Birdcraft
by Mabel Osgood Wright
American Goldfinch, Spinus tristis
2478681Birdcraft — American Goldfinch, Spinus tristisMabel Osgood Wright

Plate 28. 1. Snowflake. Length, 7 inches. 2. American Goldfinch. Length, 5 inches.

American Goldfinch: Spinus tristis

Wild Canary, Thistle-bird, Yellowbird.

Plate 28. No. 2.


Length
4.80—5.20 inches.
Male
Body, all but wings, tail, and frontlet. a clear gamboge-yellow. Frontlet black. Wings black, varied with white. Tail blackish with spots of white on interior of quills. Bill and feet flesh-coloured. In September the black frontlet of the male disappears, his colours pale, and he resembles the female and young.

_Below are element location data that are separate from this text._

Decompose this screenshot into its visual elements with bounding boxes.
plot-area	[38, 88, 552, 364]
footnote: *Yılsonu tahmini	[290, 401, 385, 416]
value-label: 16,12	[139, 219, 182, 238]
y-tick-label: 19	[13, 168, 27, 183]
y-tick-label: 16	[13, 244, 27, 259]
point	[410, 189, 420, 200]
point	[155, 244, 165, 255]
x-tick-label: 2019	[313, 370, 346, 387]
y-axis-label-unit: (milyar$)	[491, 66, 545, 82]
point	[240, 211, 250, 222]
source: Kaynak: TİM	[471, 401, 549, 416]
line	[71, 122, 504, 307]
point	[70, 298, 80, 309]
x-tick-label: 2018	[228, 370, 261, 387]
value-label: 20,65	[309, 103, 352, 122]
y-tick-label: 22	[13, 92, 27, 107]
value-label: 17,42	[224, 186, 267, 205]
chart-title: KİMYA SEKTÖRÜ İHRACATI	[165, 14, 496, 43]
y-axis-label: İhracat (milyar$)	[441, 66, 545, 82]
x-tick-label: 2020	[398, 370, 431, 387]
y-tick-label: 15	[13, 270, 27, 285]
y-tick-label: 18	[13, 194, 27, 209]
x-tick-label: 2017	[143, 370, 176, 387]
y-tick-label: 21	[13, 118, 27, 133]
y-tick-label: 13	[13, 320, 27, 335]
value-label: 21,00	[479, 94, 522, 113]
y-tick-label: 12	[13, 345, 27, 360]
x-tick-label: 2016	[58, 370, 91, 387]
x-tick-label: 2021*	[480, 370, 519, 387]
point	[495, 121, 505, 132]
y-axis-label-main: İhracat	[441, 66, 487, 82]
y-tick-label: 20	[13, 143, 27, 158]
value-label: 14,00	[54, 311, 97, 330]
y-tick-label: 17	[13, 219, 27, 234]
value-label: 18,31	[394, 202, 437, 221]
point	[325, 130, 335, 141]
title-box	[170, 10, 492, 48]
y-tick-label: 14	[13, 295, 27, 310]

In April the spring moult begins, and often is not completed until middle May.
Female
Above brownish olive, below yellowish.
Song
A wild, sweet, Canary-like warming. Call note, “Ker—chee-chee-chee, whew-é, whew-é!”
Season
Resident in this section, but the numbers increase in May and diminish in October.
Breeds
Sonthward to the middle districts of the United States (to about the Potomac and Ohio rivers, Kansas, and California).
Nest
Round, very neat, and compact; of grass and moss, lined with seed and plant down, usually in a branch crotch.
Eggs
4—6, blue-white. generally unmarked.
Range
North America generally, wintering mostly south of the northern boundary of the United States.

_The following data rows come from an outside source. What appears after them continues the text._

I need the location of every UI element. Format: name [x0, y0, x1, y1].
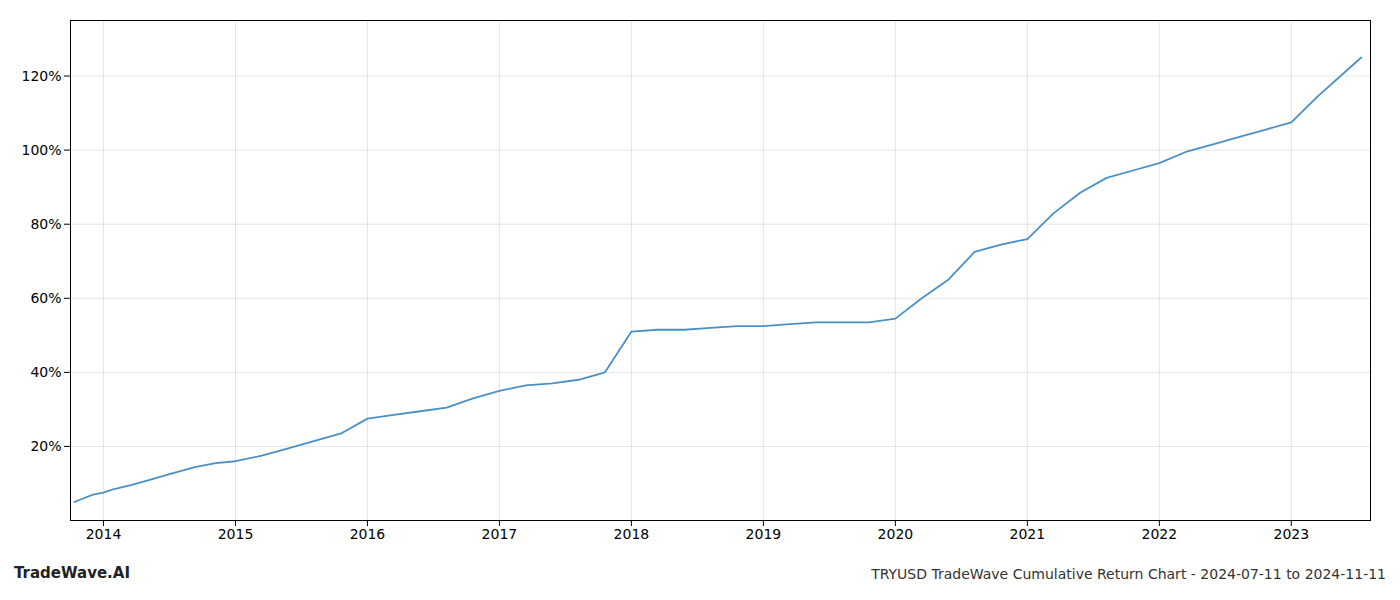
svg-text:80%: 80%: [30, 216, 61, 232]
svg-text:2023: 2023: [1273, 526, 1309, 542]
svg-text:2019: 2019: [746, 526, 782, 542]
svg-text:40%: 40%: [30, 364, 61, 380]
html-text:TRYUSD TradeWave Cumulative Re: TRYUSD TradeWave Cumulative Return Chart…: [871, 566, 1386, 582]
svg-text:120%: 120%: [21, 68, 61, 84]
svg-text:20%: 20%: [30, 438, 61, 454]
svg-text:2020: 2020: [878, 526, 914, 542]
html-text:TradeWave.AI: TradeWave.AI: [14, 564, 130, 582]
svg-text:60%: 60%: [30, 290, 61, 306]
svg-text:2017: 2017: [482, 526, 518, 542]
svg-text:2015: 2015: [218, 526, 254, 542]
svg-text:2022: 2022: [1142, 526, 1178, 542]
svg-text:2014: 2014: [86, 526, 122, 542]
svg-text:100%: 100%: [21, 142, 61, 158]
svg-text:2018: 2018: [614, 526, 650, 542]
svg-text:2021: 2021: [1010, 526, 1046, 542]
svg-text:2016: 2016: [350, 526, 386, 542]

The American Goldfinch, known under many titles, is as familiar as the Robin, Catbird, and Wren, but its beauty and winning ways always seem new and interesting. In southern Connecticut, as well as in locations further north and east, it is resident, and is revealed through its various disguises of plumage by its typical dipping flight.

Its spring song begins early in April, though its plumage does not resume the perfect yellow until late May; the song remains at its height all through July and well into August, but ceases, almost abruptly, at the end of that month (from the 20, to the 30, according to Mr. Bicknell).

These Goldfinches do not mate until June, and sometimes not until the last half of the month. They always choose for their nesting-place some large maples that grow by the southwest wall of the garden, extending their branches over a waste field, where dandelions, thistles, Wild asters, and goldenrod hold sway. A little before this time flocks of birds assemble about the garden and every Jack chooses his Jill, or vice versa. There is no more cheerful and confiding garden companion than this Goldfinch. Seen even at a distance his markings are distinct, his identity complete; you do not have to puzzle or worry, but simply enjoy his society; he does not wish your berries, but helps you remove the dandelion down from the lawn before the wind sows it broadcast, and all the while you hear Canary-like music, but wilder and more joyous, from behind a twig lattice instead of cage bars.

The black cap gives the male a ferocious look, wholly at variance with his character, while his mate is agreeably feminine and gentle. These birds combine the rich colours, which we associate with the tropics, and the stout-hearted, cold-enduring New England nature, softened by the most agreeably cosmopolitan manners. If you wish them to live with you and honour your trees with their nests, plant sunflowers in your garden, zinnias, and coreopsis; leave a bit of wild grass somewhere about With its mass of composite. Coax the wild clematis everywhere that it can gain footing; and in winter, when these joyous birds, gathered in flocks, are roving, hard-pressed for food, scatter some sweepings of bird seed about their haunts, repaying in this their silent season, their summer melody.